Logan Mailloux aurait dû être au septième ciel. Il aurait dû célébrer. Il aurait dû appeler ses proches, sortir dans un restaurant de Saint-Louis, savourer ce moment rare où le destin d’un jeune joueur de hockey bascule vers le rêve.

Le défenseur a percé l’alignement des Blues. L’organisation lui a confirmé sa place en LNH. Mieux encore, on lui a dit de se trouver un appartement. Ce n’était plus un simple test : c’était une réalité concrète.
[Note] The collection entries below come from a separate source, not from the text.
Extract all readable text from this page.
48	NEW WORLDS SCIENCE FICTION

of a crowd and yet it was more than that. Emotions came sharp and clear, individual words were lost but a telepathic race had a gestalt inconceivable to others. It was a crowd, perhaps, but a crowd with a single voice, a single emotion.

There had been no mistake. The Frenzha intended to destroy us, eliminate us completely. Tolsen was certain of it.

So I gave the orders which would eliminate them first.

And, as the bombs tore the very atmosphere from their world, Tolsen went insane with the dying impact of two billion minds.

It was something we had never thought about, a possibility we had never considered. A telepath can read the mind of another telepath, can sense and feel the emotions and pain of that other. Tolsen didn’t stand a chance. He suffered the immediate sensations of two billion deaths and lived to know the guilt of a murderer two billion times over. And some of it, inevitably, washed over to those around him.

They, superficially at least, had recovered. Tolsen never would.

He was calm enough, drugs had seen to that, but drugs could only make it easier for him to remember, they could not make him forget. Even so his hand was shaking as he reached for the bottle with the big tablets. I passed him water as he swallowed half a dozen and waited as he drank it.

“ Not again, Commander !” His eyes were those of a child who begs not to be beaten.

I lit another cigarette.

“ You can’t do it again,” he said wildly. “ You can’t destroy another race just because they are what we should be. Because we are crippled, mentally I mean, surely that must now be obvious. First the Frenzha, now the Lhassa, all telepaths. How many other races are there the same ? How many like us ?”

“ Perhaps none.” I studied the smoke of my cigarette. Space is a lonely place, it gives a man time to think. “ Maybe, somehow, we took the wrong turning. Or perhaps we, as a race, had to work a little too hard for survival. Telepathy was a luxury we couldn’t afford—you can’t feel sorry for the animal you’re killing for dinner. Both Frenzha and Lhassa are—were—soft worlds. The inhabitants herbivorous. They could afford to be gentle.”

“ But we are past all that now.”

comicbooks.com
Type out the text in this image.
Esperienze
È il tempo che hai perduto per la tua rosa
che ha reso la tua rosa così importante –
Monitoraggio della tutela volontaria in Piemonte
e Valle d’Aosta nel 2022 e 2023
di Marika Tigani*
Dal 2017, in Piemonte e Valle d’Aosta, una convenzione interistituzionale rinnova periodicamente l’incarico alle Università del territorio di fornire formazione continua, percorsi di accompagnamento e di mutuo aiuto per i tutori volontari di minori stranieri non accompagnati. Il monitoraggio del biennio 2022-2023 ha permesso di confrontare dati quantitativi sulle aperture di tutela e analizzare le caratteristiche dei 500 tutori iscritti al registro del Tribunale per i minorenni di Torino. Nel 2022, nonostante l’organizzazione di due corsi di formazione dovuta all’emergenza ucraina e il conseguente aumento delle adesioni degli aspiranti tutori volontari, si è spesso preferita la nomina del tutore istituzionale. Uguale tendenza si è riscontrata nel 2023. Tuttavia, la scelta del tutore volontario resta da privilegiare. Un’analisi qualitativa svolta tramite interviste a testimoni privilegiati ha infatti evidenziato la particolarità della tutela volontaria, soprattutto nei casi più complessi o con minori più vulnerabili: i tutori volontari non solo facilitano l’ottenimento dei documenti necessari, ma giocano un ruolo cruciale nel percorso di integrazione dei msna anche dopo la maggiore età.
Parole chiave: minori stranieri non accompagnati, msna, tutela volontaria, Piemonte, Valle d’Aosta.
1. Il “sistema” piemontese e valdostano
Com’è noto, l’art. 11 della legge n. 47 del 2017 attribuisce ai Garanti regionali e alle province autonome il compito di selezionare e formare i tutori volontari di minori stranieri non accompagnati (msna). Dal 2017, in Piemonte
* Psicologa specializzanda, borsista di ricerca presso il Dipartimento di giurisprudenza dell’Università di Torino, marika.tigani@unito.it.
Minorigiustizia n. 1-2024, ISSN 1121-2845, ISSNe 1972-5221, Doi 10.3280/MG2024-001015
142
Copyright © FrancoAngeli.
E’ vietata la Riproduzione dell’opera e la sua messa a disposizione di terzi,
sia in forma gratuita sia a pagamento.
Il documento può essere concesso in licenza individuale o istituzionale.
Il allait commencer la saison avec l’équipe, dans la grande ligue.

Après tout, avec ses quatre passes en quatre matchs préparatoires, son jeu physique, son implication défensive et ses plus de 25 minutes de jeu contre Dallas, il avait gagné sa place.

Son coach Jim Montgomery l’a confirmé publiquement:

« Mailloux a été très bon. Il a fait beaucoup de bons jeux en défense et en attaque. Ça se voit que c’est un excellent joueur de hockey, et il va nous aider dans le futur. »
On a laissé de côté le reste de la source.